Il peut y avoir plusieurs raisons d’haïr le monde — au moins autant que de l’aimer Ce sont les mots haïr / aimer sur lesquels il peut se pencher — pas sur le monde. Le monde est d’une implacable neutralité — il dira : le monde s’en fiche que tu soies homme ou insecte plante ou concrétion minéral. Le monde déteste probablement tout autant ses enfants qu’il les aime. Le monde crée sans cesse la possibilité de s’engoufrer/ se réfugier/ dans une double-contrainte ( double-bind).
ou blind aveuglement avance autant qu’il recule- Blind un chouette nom pour mon personnage de ce jour se dit le vieil hibou
Il enfonce un doigt dans la neutralité du monde elle est molle le doigt s’enfonce comme dans du beurre.
Il se dit qu’il pourrait écarter facilement les parois s’introduire ainsi et avec un peu de chance traverser même toute la neutralité du monde.

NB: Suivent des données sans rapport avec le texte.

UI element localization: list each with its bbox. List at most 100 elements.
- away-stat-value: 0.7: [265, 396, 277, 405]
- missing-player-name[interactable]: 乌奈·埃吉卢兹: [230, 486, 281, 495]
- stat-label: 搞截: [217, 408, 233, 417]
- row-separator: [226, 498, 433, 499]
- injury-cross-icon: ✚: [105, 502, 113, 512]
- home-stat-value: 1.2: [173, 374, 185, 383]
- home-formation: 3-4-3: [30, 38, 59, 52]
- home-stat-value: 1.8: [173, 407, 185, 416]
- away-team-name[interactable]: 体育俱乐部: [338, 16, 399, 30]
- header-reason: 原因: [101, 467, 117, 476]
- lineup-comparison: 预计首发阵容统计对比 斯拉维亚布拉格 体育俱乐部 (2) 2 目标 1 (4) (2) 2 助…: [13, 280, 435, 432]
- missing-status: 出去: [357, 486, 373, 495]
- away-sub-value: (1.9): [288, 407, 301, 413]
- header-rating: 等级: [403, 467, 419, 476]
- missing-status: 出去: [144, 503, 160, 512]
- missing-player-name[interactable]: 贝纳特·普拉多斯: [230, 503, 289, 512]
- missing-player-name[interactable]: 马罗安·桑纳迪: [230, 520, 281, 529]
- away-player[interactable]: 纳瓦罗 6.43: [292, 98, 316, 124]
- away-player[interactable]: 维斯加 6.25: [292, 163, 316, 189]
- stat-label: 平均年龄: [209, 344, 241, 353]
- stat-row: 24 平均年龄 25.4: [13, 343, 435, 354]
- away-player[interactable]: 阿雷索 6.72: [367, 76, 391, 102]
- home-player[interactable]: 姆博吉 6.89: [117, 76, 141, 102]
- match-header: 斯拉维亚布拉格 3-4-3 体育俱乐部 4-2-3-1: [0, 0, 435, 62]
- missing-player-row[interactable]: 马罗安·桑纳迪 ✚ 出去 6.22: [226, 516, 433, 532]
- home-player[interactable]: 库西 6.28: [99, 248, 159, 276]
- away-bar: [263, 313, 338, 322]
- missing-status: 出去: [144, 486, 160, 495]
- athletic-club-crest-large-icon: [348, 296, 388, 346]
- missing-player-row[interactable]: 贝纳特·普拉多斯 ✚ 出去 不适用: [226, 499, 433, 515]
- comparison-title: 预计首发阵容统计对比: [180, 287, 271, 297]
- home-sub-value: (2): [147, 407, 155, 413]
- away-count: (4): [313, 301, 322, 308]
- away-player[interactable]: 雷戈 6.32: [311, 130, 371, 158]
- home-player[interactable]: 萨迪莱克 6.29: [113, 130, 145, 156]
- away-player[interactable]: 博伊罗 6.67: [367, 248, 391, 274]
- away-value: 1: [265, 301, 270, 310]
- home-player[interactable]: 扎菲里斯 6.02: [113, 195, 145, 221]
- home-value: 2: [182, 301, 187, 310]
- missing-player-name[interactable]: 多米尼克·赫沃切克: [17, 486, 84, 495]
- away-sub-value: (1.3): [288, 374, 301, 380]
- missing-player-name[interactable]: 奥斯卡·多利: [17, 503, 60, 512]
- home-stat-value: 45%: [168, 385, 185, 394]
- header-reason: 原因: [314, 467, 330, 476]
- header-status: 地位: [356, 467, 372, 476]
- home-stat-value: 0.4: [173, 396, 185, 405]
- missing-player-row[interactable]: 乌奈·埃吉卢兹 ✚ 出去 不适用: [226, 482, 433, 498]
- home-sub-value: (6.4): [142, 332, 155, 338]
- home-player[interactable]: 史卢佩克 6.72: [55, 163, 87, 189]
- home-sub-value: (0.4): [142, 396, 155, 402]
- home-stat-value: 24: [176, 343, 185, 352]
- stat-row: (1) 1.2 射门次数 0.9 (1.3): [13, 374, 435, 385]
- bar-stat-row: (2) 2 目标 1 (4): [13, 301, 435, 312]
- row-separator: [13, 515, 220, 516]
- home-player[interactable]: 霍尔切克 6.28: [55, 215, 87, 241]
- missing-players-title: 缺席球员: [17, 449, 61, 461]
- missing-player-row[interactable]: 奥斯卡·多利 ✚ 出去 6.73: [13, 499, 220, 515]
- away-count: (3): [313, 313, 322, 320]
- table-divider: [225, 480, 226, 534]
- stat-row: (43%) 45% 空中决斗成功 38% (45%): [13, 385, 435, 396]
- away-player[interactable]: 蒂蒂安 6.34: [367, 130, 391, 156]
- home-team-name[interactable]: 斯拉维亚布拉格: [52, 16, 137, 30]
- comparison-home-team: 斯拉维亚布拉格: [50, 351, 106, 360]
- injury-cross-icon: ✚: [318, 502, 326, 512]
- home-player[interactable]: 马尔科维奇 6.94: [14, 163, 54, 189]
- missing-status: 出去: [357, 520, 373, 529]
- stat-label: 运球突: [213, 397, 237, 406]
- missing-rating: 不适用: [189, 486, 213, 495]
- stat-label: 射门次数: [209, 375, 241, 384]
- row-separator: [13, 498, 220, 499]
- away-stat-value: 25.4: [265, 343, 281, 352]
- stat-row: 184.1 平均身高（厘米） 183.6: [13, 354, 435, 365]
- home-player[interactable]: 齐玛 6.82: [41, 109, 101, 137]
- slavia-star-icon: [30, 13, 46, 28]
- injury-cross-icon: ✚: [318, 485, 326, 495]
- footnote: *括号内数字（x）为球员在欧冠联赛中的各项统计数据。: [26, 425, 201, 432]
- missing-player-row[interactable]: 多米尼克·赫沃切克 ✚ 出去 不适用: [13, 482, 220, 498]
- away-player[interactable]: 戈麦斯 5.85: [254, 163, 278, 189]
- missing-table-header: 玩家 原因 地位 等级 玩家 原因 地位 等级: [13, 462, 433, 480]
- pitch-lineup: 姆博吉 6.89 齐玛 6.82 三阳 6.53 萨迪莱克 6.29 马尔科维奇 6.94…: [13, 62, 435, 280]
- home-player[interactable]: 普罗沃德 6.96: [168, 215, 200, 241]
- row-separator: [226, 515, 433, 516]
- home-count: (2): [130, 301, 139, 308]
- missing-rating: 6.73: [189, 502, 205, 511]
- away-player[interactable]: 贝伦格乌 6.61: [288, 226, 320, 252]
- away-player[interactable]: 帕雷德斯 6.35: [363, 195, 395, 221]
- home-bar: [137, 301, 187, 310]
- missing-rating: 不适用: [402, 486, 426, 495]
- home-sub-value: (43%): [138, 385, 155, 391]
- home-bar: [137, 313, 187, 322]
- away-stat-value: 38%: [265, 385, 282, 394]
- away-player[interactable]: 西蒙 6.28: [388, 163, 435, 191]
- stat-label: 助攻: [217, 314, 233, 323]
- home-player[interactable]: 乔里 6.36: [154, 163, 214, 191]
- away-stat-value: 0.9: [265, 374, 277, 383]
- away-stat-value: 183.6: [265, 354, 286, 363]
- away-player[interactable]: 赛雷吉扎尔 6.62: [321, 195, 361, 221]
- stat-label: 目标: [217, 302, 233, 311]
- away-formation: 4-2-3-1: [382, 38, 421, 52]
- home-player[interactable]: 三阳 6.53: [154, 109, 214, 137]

C’est d’abord mou puis ça devient dur voilà donc le piège on croit pouvoir s’enfoncer ainsi traverser la neutralité du monde mais à un moment on tombe sur un os le monde nous déboute nous refuse nous expulse.
Obligé de rebrousser chemin il attrape un crampe à la cheville / il boitille comme un moineau une pie un corbeau — le grotesque s’ajoutant ainsi à la tristesse / déconfiture
j’aime le monde et lui ne m’aime pas — il dit je déteste le monde / il s’en fout complètement — cette binarité un jour lui mettra t’il la puce à l’oreille
Ses deux oreilles se sont mises à couler — au début il croit que c’est de la faute d’une négligence/ qu’il ne s’est pas suffisamment fourré le quotidien coton tige dans les esgourdes— il se rend à la pharmacie de l’angle de la rue — on lui donne des gouttes / cinq gouttes matin / cinq le soir
la vérité est ailleurs — il s’agit d’un insecte qui loge dans son crâne — qui effectue des va et vient nocturnes genre de mille-pattes — qui aura pondu dans sa cervelle des myriades de myriapodes qui transitent désormais par son conduit auditif et sa trompe d’Eustache— pour coloniser son cou / sa gorge / sa poitrine son thorax / jusqu’à son nombril — voire pis
il se souvient et son oreille coule —lorsqu’il se souvient des murs des chambres dans lesquelles il vécut —des armées de cafards — le bruit surtout de leurs pattes courant sur le papier peint la tapisserie
et quand il allume la lumière ils disparaissent à croire que ces cafards ne vivent que dans son imagination.
écrire sans ponctuation résout le problème épineux de la ponctuation mais crée soudain trois écueils que sont le rythme la sonorité la période
le naufrage guette toujours l’aventurier déboussolé les points cardinaux se font sentir et il faut avoir du nez ou du cul pour s’en tirer s’orienter en humidifiant un doigt puis le jeter dans le vent
s’orienter en développant un sens de l’hygrométrie par contact de la pulpe avec l’haleine des gouffres
On ne sait pas grand chose de lui et c’est ce qu’il veut effacer au bout du compte les traces que les insectes tentèrent de lui transmettre pour attirer ainsi dans son crâne d’autres colonies faire de son pauvre crâne un monde grouillant d’insectes trottinant sans relâche du thalamus à l’hypothalamus en passant par l’amygdale et l’hippocampe
Ducasse des temps modernes — comme nous le sommes à peu près tous désormais —sauf ceux qui se disent / qui clament à tue tête / être poètes
A moins qu’il se trompe sur toute la ligne et sitôt que cette pensée surgit choit de son oreille une bestiole d’un genre inédit croisement de sa débile nature et celle des abysses océaniques une holothurie léopard le toise d’un regard débonnaire.